— Комиссар народного просвещения т. Луначарский командировал меня пригласить вас к нему для привлечения вас к общественной работе.

— А вы что же делаете сейчас? — спросил я Игнатова.

— А я комендант Зимнего Дворца[596].

Веяло сыростью и уже заброшенностью от длинных, широких и пасмурных коридоров исторического дворца, по которым мне пришлось идти. Наоборот, кабинет, в котором принял меня товарищ Луначарский, оказался уютной небольшой комнатой, украшенной маленькими голландскими картинками в потускневших рамках.

Раньше с Луначарским, когда он работал в «Дне», я знаком не был. Первый раз видел я его. Если бы я пришел к редактору какого-нибудь вновь затеваемого журнала, он, вероятно, оказал бы мне такой же литературный прием. Прежние царские министры, когда к ним приходилось «являться» по какому-либо делу, старались так обойтись с литератором, чтобы не особенно испугать его и выказать себя по возможности снисходительно ласковыми и как бы исполняющими приятный долг знакомства с представителями чуждого им мира. Тов. Луначарский совсем не походил на министра, и, хотя он был несомненный министр и член очень могущественного правительства, казалось, что он конфузится. Он улыбался, а глаза его, очень яркие и наблюдательные, были устремлены на меня.

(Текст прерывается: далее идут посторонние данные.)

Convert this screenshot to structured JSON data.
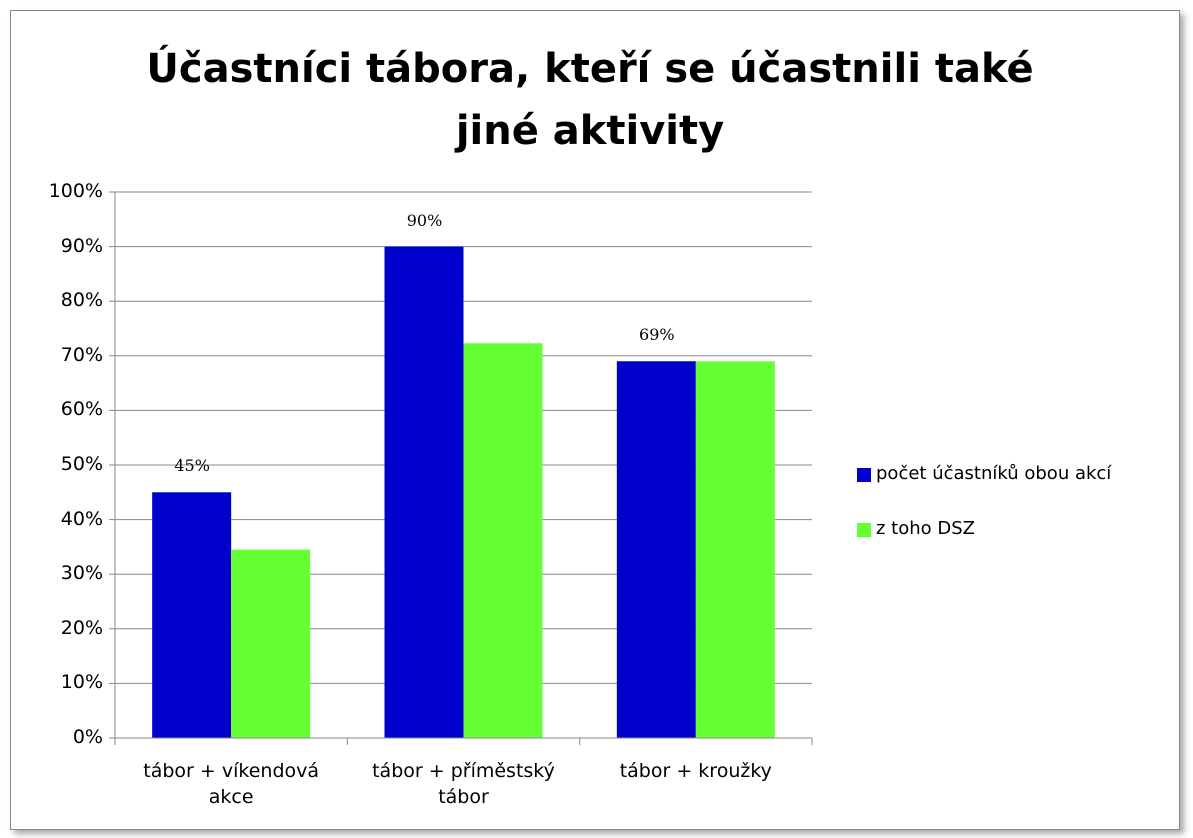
{
  "chart_data": {
    "type": "bar",
    "title": "Účastníci tábora, kteří se účastnili také jiné aktivity",
    "categories": [
      "tábor + víkendová akce",
      "tábor + příměstský tábor",
      "tábor + kroužky"
    ],
    "series": [
      {
        "name": "počet účastníků obou akcí",
        "color": "#0000cc",
        "values": [
          45,
          90,
          69
        ],
        "value_labels": [
          "45%",
          "90%",
          "69%"
        ]
      },
      {
        "name": "z toho DSZ",
        "color": "#66ff33",
        "values": [
          34.5,
          72.3,
          69
        ]
      }
    ],
    "ylim": [
      0,
      100
    ],
    "yticks": [
      {
        "value": 0,
        "label": "0%"
      },
      {
        "value": 10,
        "label": "10%"
      },
      {
        "value": 20,
        "label": "20%"
      },
      {
        "value": 30,
        "label": "30%"
      },
      {
        "value": 40,
        "label": "40%"
      },
      {
        "value": 50,
        "label": "50%"
      },
      {
        "value": 60,
        "label": "60%"
      },
      {
        "value": 70,
        "label": "70%"
      },
      {
        "value": 80,
        "label": "80%"
      },
      {
        "value": 90,
        "label": "90%"
      },
      {
        "value": 100,
        "label": "100%"
      }
    ],
    "grid": true,
    "legend": "right"
  }
}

— Не очень-то нас любят в Петрограде, — начал он, усадив меня. — Интеллигенция нас, кажется, совершенно отрицает. В «Биржевых Ведомостях», где вы сотрудничали, я прочитал недавно фельетон Любоша[597]: он подозревает, что в нашей партии нет ни одного сильного и даровитого человека, и он ждет только гибели для России от нашего торжества. Иные же противники удивляются, как могли мы успеть завладеть властью; но если вы еще не знаете, то скоро прочитаете подробности ухода, или, выражаясь высоким слогом, свержения временного правительства в бездну небытия. Его власть разложилась и сгнила еще скорее царской. Та держалась века, а эта буржуазная власть не просуществовала и восьми месяцев. Совершенно верно, что гораздо труднее будет построить новую Россию, и в самом деле мало людей, а кругом себя мы видим только враждебные лица, бойкотируют целые учреждения, не доверяют нам… время, конечно, покажет, кто прав, мы или они. Сейчас мы занимаемся подсчетом наших сил, и вы попали в регистрацию… Вы хорошо знаете языки? — спросил он меня, и на мой ответ, что я бегло не говорю ни на одном иностранном языке, он выразил сожаление. — Мне казалось, что вы могли бы быть полезным республике на дипломатическом поприще, в крайнем случае корреспондентом при каком-нибудь посольстве. Но и то сказать, нас, вероятно, еще не скоро признают. Мне сейчас сказал Игнатов, что вас приглашают в Кронштадт. Поезжайте. Вас, значит, знают там и хотят вас?

Из Зимнего Дворца в автомобиле Луначарского меня повезли на Балтийский вокзал, оттуда в Ораниенбаум, а из Ораниенбаума на пароходе в Кронштадт. Еще не замерз залив, но снегу было много, и весь Кронштадт покрыт был белым саваном. Однако, было что-то веселое в этой зимней белизне. Чем-то новым, и молодым веяло от Кронштадта. Матросы встретили меня и проводили на броненосец «Народоволец».

Я вошел в кают-компанию, и как-то странно было увидеть, непривычно для глаза, — морских офицеров, почти застенчиво обращавшихся с матросами, хотя по внешности всё еще сохранялась у них командная поза. Все-таки облако тоскливой — приниженности не сходило с лиц офицеров и тогда, когда нижние чины покинули кают-компанию из вежливости, а не из дисциплины. Среди офицеров солидно держал себя судовой священник. Тогда еще священники не были упразднены во флоте. Он первый, единственный вступил со мною в разговор о том, что будет, или чего можно ожидать для русской интеллигенции. Должно быть, ответы мои не очень понравились священнику.

— Но все-таки бог останется? — допытывался он.

— Бог останется, — отвечал я, — но только другой будет бог. Мы создаем себе бога, — в зависимости от наших взглядов, убеждений, знаний, симпатий и наших отношений к людям. Полагаю, что бог большевиков во всем не будет похож на того бога, который был в ходу в царское время.